Dies hat die Beklagte, die hierfür die Darlegungs- und Beweislast trägt, den Klägern nicht nachweisen können. Die Kläger haben vielmehr plausibel erklärt, sie hätten sich aufgrund der richtigen und vollständigen Angaben, die sie gemacht hatten, nichts Böses gedacht. Der Kläger zu 1. hat erklärt, er habe angenommen, die Beklagte sei seinen Erklärungen, wonach keine eheähnliche Gemeinschaft vorliege, gefolgt und habe die Klägerin zu 2. deswegen aus der Leistungsberechnung herausgenommen. Er hat zudem plausibel erklärt, sich die Berechnungsbögen der Leistungsbescheide nicht genauer angesehen zu haben. Alle diese Einlassungen sind nicht zu widerlegen. Sie sind auch plausibel und sprechen gegen eine grobe Fahrlässigkeit der Kläger. Dabei war auch zu berücksichtigen, dass der Kläger zu 1. über eine einfache Schulausbildung und keine abgeschlossene Berufsausbildung verfügt und dass die Leistungsbescheide allein an den Kläger zu 1. adressiert waren. Es ist daher zweifelhaft, ob die Klägerin zu 2. die Bescheide überhaupt gelesen hat und sich eine Meinung zu den konkreten Berechnungsschritten gebildet hat.
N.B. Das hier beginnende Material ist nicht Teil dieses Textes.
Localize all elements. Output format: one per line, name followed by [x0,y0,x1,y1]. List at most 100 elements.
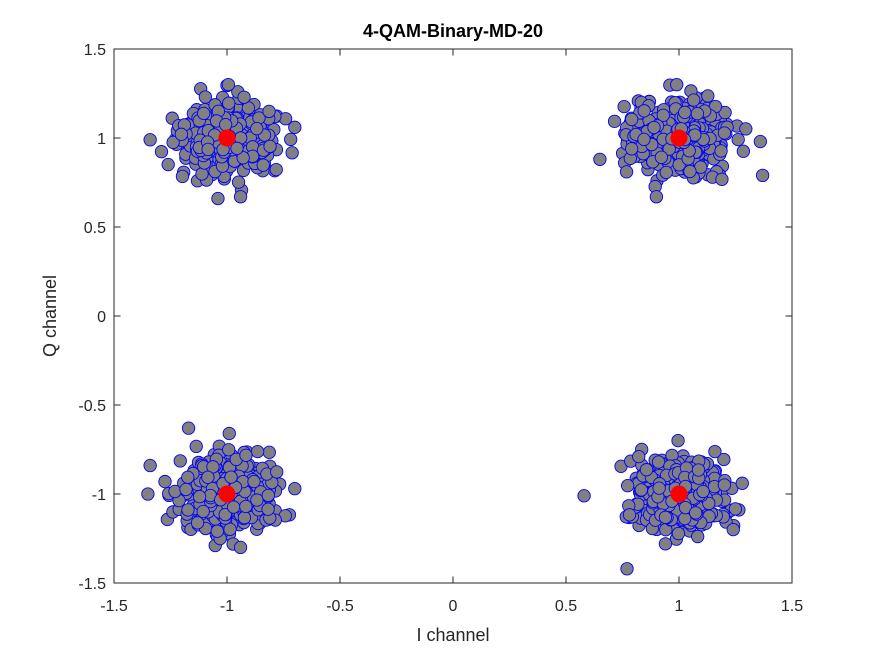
received-symbol-point [224,470,238,484]
constellation-point [218,485,236,503]
data-points [141,77,770,576]
received-symbol-point [637,104,651,118]
received-symbol-point [179,482,193,497]
received-symbol-point [233,190,248,204]
constellation-point [670,485,688,503]
received-symbol-point [223,522,237,536]
received-symbol-point [639,463,654,477]
received-symbol-point [143,458,157,473]
y-tick-label: 0.5 [84,220,106,237]
received-symbol-point [168,484,182,499]
received-symbol-point [288,120,302,134]
received-symbol-point [211,191,225,206]
received-symbol-point [226,500,241,514]
received-symbol-point [708,444,722,459]
received-symbol-point [753,134,768,149]
received-symbol-point [181,470,195,484]
received-symbol-point [256,158,270,172]
received-symbol-point [201,142,215,157]
received-symbol-point [198,90,213,104]
received-symbol-point [239,499,253,514]
received-symbol-point [683,164,697,179]
received-symbol-point [717,478,732,492]
received-symbol-point [625,142,639,156]
chart-title: 4-QAM-Binary-MD-20 [363,21,543,41]
received-symbol-point [637,132,651,147]
constellation-point [218,129,236,147]
x-tick-label: 1 [675,598,684,615]
received-symbol-point [158,474,172,489]
received-symbol-point [728,502,743,516]
received-symbol-point [671,526,686,541]
received-symbol-point [141,487,155,501]
received-symbol-point [195,167,209,181]
received-symbol-point [196,504,210,519]
received-symbol-point [577,489,591,503]
received-symbol-point [691,463,706,477]
received-symbol-point [607,114,622,129]
received-symbol-point [222,443,236,457]
y-tick-label: 0 [97,309,106,326]
received-symbol-point [236,151,250,165]
received-symbol-point [285,146,299,160]
received-symbol-point [269,162,283,177]
received-symbol-point [652,481,666,495]
received-symbol-point [718,105,732,120]
received-symbol-point [687,93,701,107]
x-tick-label: 0.5 [555,598,577,615]
received-symbol-point [715,172,729,186]
x-tick-label: -1 [220,598,234,615]
received-symbol-point [173,454,187,468]
received-symbol-point [620,562,634,576]
received-symbol-point [670,77,684,92]
received-symbol-point [690,106,705,121]
received-symbol-point [634,483,648,497]
received-symbol-point [649,190,664,204]
received-symbol-point [617,99,631,114]
received-symbol-point [651,455,666,469]
constellation-point [670,129,688,147]
received-symbol-point [701,89,715,103]
received-symbol-point [714,144,728,158]
received-symbol-point [739,122,753,136]
received-symbol-point [250,122,264,136]
y-tick-label: -1.5 [78,576,106,593]
received-symbol-point [647,120,661,135]
received-symbol-point [632,449,646,464]
received-symbol-point [658,510,673,524]
axes: -1.5 -1 -0.5 0 0.5 1 1.5 -1.5 -1 -0.5 0 0.5 1 1.5 [78,42,803,615]
received-symbol-point [689,506,703,520]
received-symbol-point [717,452,731,467]
received-symbol-point [189,439,203,454]
received-symbol-point [154,145,169,159]
received-symbol-point [197,106,211,121]
received-symbol-point [263,139,277,153]
received-symbol-point [659,165,673,180]
received-symbol-point [250,493,264,507]
received-symbol-point [166,135,180,150]
received-symbol-point [678,105,692,119]
received-symbol-point [622,508,637,522]
received-symbol-point [731,132,745,147]
received-symbol-point [270,465,284,479]
received-symbol-point [175,169,190,184]
x-tick-label: 0 [449,598,458,615]
x-tick-label: -0.5 [326,598,354,615]
received-symbol-point [233,540,248,555]
y-axis-label: Q channel [40,275,60,357]
received-symbol-point [174,127,189,141]
received-symbol-point [247,474,261,489]
received-symbol-point [261,488,275,503]
received-symbol-point [736,144,751,158]
received-symbol-point [218,118,233,132]
received-symbol-point [250,444,265,459]
received-symbol-point [691,529,705,544]
received-symbol-point [696,484,710,499]
received-symbol-point [230,141,244,155]
received-symbol-point [231,175,246,189]
received-symbol-point [222,426,236,441]
received-symbol-point [192,489,207,504]
received-symbol-point [671,433,685,448]
received-symbol-point [261,502,275,516]
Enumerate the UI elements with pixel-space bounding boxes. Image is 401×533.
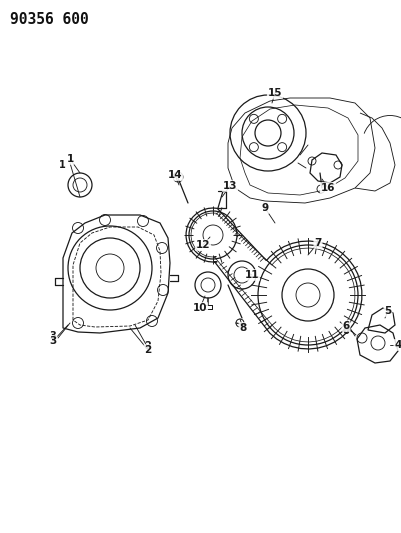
Text: 11: 11: [244, 270, 259, 280]
Text: 14: 14: [167, 170, 182, 180]
Text: 13: 13: [222, 181, 237, 191]
Text: 1: 1: [59, 160, 65, 170]
Text: 15: 15: [267, 88, 282, 98]
Text: 1: 1: [66, 154, 73, 164]
Text: 8: 8: [239, 323, 246, 333]
Text: 3: 3: [49, 331, 56, 341]
Text: 9: 9: [261, 203, 268, 213]
Text: 10: 10: [192, 303, 207, 313]
Text: 4: 4: [393, 340, 401, 350]
Text: 90356 600: 90356 600: [10, 12, 89, 27]
Text: 2: 2: [144, 345, 151, 355]
Text: 3: 3: [49, 336, 57, 346]
Text: 5: 5: [383, 306, 391, 316]
Text: 16: 16: [320, 183, 334, 193]
Text: 6: 6: [342, 321, 349, 331]
Text: 2: 2: [144, 341, 151, 351]
Text: 6: 6: [342, 326, 348, 336]
Text: 7: 7: [314, 238, 321, 248]
Text: 12: 12: [195, 240, 210, 250]
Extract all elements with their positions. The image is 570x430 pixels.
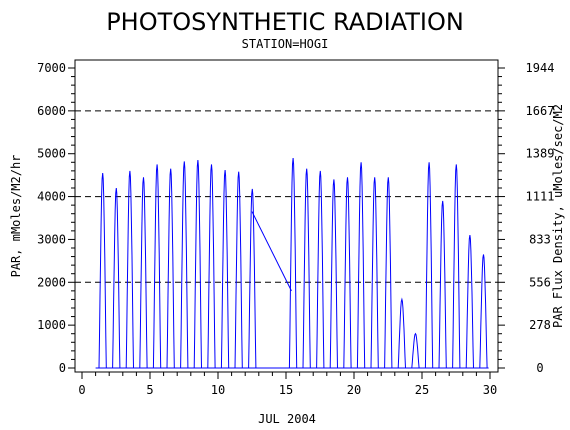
- y2-tick-label: 1944: [526, 61, 555, 75]
- reference-lines: [75, 110, 498, 283]
- y-tick-label: 1000: [37, 318, 66, 332]
- x-axis-title: JUL 2004: [258, 412, 316, 426]
- y-axis-left: 0 1000 2000 3000 4000 5000 6000 7000: [37, 61, 75, 375]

Da die Kläger allerdings vollständige und richtige Angaben gemacht haben, und der Fehler allein auf Seiten der Beklagten liegt, waren die Kläger auch nicht zur Überprüfung der Leistungsbescheide der Beklagten verpflichtet. Wenn Leistungsempfänger allen ihren Pflichten nachkommen, besteht keine Verpflichtung, die Behörde auf die Richtigkeit ihrer Gewährung hin zu kontrollieren. Dies gilt insbesondere vor dem Hintergrund der wenig aussagekräftigen, überwiegend aus Satzbausteinen bestehenden Begründung der Bescheide sowie der an die Bescheide angehängten, für den Laien unverständlichen Berechnungsbögen. Es kann von sozialrechtlich ungebildeten Laien, wie die Kläger es sind, nicht erwartet werden, die Berechnungsbögen von Arbeitslosengeld II-Bescheiden zu lesen und dort Unrichtigkeiten zu erkennen, die offenbar selbst den sozialrechtlich geschulten Sachbearbeitern der Beklagten über 12 Monate hinweg nicht aufgefallen sind.
Auch die Voraussetzungen des § 45 Abs. 3 Satz 2 SGB X sind nicht erfüllt.
Die Kostenentscheidung folgt aus § 193 Sozialgerichtsgesetz.